Getting an idea, especially a false one, out of some folks’ minds is almost impossible. Ignorance often plays a role. But plenty of well-informed people don’t let facts interfere with their views, as several recent studies confirm. One such study, by University of California researcher Jonas Kaplan, analyzed the centers of the brain that stimulate emotion. He found that people tend to form political opinions first, then invest all their mental and emotional energy “making themselves feel good about their decision” — regardless of the conflicting data presented to them.
Two Stony Brook (N.Y.) University scholars discovered that highly educated people are even less open than others to new facts that challenge their existing perceptions. Their factual knowledge in some areas “makes it nearly impossible to correct [other areas] on which they’re totally wrong,” according to an article on the findings in The Boston Globe.
You can see this phenomenon demonstrated daily (and loudly) by TV talking heads, political bloggers and the like. You probably see it around your kitchen table or the office water cooler.
Planting an idea in someone’s mind, on the other hand, is relatively easy — for good or ill. Good parents and teachers use methods as old as Socrates to encourage young people to “discover” the right answers for themselves. Advertisers convince people every day that they can’t live without things they don’t even need. Propagandists and gossips entice people into believing lies by constant repetition.
The unsurpassed master of mental manipulation has been at it for a very long time. He convinced Adam and Eve that they didn’t need to heed God’s tiresome commands, that they could become “… like God, knowing good and evil” (Genesis 3:5, NASB). Humankind’s long history of self-deception and self-destruction began with an insidious idea planted in our minds: If we can be like God, we can be God. Then we don’t need to obey or worship Him. As a practical matter, He no longer exists.
The devil plants plenty of bad ideas, but this might be the worst: “The fool has said in his heart, ‘There is no God’” (Psalm 14:1a, NASB). A lot of really smart people believe that one. If there is no God, the saying goes, all things are permissible — murder, genocide, you name it. Recent history gives many blood-soaked examples of godlessness as state policy.

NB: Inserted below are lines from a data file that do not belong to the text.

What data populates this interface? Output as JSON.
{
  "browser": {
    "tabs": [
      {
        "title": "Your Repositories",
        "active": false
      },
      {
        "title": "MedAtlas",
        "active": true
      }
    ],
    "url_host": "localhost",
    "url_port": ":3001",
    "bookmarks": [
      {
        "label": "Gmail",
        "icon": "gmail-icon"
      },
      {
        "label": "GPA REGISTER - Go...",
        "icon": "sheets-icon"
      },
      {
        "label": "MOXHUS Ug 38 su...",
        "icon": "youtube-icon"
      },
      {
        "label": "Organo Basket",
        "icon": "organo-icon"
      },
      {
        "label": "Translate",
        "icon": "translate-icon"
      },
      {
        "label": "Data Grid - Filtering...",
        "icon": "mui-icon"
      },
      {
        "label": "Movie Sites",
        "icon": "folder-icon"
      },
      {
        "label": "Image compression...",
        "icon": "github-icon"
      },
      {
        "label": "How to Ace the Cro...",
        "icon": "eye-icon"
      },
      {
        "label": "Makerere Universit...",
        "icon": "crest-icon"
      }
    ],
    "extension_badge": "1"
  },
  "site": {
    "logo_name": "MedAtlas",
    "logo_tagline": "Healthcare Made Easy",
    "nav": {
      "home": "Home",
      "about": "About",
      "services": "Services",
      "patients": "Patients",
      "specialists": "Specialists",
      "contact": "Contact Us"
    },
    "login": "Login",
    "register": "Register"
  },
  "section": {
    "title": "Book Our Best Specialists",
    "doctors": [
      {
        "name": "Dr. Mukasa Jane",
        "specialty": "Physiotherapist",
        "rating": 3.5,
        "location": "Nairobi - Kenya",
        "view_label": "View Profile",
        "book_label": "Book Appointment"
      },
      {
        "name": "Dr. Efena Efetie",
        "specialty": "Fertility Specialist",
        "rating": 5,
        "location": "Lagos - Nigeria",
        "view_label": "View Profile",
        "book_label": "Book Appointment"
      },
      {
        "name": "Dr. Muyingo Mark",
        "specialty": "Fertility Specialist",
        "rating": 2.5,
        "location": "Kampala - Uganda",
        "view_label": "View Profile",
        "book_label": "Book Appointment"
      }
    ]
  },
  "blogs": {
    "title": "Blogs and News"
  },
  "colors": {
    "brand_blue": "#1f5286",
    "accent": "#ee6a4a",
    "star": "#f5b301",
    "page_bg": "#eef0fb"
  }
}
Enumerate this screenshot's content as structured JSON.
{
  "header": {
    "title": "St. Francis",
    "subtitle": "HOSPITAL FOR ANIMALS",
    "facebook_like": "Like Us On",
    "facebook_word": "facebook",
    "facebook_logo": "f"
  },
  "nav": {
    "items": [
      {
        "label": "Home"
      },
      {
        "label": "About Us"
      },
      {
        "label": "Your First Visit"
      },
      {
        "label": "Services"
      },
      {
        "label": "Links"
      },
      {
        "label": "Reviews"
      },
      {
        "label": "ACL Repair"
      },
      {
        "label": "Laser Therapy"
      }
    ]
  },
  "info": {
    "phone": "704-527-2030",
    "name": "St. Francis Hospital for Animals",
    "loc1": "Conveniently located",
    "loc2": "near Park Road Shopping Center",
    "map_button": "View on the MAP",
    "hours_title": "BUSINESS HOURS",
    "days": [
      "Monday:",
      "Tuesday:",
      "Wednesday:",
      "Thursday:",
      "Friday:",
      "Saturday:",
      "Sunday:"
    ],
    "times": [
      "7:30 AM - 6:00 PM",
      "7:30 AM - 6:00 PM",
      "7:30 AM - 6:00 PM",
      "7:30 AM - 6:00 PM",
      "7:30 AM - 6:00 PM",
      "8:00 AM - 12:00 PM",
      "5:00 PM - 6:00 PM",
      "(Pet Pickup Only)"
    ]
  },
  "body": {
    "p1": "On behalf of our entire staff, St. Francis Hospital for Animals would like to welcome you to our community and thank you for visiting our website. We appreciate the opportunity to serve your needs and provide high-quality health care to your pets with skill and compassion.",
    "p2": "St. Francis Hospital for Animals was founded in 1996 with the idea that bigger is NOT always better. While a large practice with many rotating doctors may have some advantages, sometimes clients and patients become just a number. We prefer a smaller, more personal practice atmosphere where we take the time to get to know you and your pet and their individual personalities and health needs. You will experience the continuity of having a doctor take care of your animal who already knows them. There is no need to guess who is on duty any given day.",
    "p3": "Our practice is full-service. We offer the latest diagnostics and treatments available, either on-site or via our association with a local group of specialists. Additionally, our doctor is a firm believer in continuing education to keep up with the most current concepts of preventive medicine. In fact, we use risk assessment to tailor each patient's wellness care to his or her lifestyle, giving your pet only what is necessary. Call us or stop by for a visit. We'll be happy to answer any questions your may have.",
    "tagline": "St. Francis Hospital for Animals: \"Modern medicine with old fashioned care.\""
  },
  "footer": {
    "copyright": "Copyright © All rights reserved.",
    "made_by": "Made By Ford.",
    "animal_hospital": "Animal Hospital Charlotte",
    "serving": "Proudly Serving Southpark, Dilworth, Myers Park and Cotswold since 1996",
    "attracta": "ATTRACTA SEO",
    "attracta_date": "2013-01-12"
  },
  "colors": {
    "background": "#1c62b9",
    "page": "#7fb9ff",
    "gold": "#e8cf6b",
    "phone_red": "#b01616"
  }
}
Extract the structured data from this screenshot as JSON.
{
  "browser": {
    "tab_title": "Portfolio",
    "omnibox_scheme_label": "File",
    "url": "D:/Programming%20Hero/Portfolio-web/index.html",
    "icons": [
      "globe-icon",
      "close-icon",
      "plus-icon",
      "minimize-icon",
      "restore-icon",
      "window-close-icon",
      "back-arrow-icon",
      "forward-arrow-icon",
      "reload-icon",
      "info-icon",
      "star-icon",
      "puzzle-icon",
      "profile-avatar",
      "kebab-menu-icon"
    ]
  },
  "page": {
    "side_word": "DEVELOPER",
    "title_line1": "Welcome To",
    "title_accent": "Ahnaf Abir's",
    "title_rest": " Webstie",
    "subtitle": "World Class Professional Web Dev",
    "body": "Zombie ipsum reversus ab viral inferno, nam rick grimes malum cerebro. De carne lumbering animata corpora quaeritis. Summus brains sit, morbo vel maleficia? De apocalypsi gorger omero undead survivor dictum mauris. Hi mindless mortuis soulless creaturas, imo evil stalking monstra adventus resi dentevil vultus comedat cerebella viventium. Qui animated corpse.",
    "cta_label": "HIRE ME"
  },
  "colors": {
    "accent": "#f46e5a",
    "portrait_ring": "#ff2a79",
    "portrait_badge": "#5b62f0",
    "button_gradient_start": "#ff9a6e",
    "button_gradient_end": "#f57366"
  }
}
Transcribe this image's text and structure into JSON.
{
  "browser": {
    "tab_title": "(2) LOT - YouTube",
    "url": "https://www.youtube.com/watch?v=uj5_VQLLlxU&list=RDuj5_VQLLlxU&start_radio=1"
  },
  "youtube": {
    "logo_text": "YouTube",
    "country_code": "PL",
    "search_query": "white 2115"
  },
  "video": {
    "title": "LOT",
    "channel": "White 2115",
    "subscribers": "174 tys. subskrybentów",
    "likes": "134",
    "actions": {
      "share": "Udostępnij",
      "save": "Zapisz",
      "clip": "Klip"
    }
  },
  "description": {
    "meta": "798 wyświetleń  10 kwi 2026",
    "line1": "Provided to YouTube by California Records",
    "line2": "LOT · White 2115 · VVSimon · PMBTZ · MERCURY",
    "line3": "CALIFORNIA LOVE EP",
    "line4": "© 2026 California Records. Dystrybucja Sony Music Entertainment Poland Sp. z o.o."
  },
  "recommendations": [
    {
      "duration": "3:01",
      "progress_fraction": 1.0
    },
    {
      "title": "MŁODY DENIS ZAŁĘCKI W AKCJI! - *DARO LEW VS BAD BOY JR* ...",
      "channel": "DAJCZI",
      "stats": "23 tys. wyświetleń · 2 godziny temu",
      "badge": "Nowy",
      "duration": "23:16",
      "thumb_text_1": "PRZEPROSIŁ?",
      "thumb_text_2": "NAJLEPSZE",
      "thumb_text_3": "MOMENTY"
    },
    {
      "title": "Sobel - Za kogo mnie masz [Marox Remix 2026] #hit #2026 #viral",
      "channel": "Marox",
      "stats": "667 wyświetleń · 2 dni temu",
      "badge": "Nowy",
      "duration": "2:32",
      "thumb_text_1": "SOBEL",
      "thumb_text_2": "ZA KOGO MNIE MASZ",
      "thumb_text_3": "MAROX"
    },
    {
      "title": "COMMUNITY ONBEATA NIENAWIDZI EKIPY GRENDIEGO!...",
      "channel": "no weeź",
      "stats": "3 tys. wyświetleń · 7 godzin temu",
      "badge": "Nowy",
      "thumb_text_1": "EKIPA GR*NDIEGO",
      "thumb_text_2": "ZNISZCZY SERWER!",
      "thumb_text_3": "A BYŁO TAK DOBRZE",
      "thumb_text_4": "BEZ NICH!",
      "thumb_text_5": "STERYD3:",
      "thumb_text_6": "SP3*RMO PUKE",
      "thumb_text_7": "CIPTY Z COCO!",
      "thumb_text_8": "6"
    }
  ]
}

Sin, the process of rebellion against God and worship of self, is an act of the will. But it begins in the mind. Only one idea is more powerful: the Gospel.
That an all-powerful God would enter our reality, live among us, die at our hands and rise again — all to express His love and mercy to those who rejected Him — is the most revolutionary idea in history. If it is believed, if it is accepted and acted upon, it changes everything. God uses it to renew our darkened minds so we can worship Him in spirit and truth. Then we can transmit this great idea to others, which is the mission of the church in the world.
Plant the Gospel idea in a few minds — and see what happens.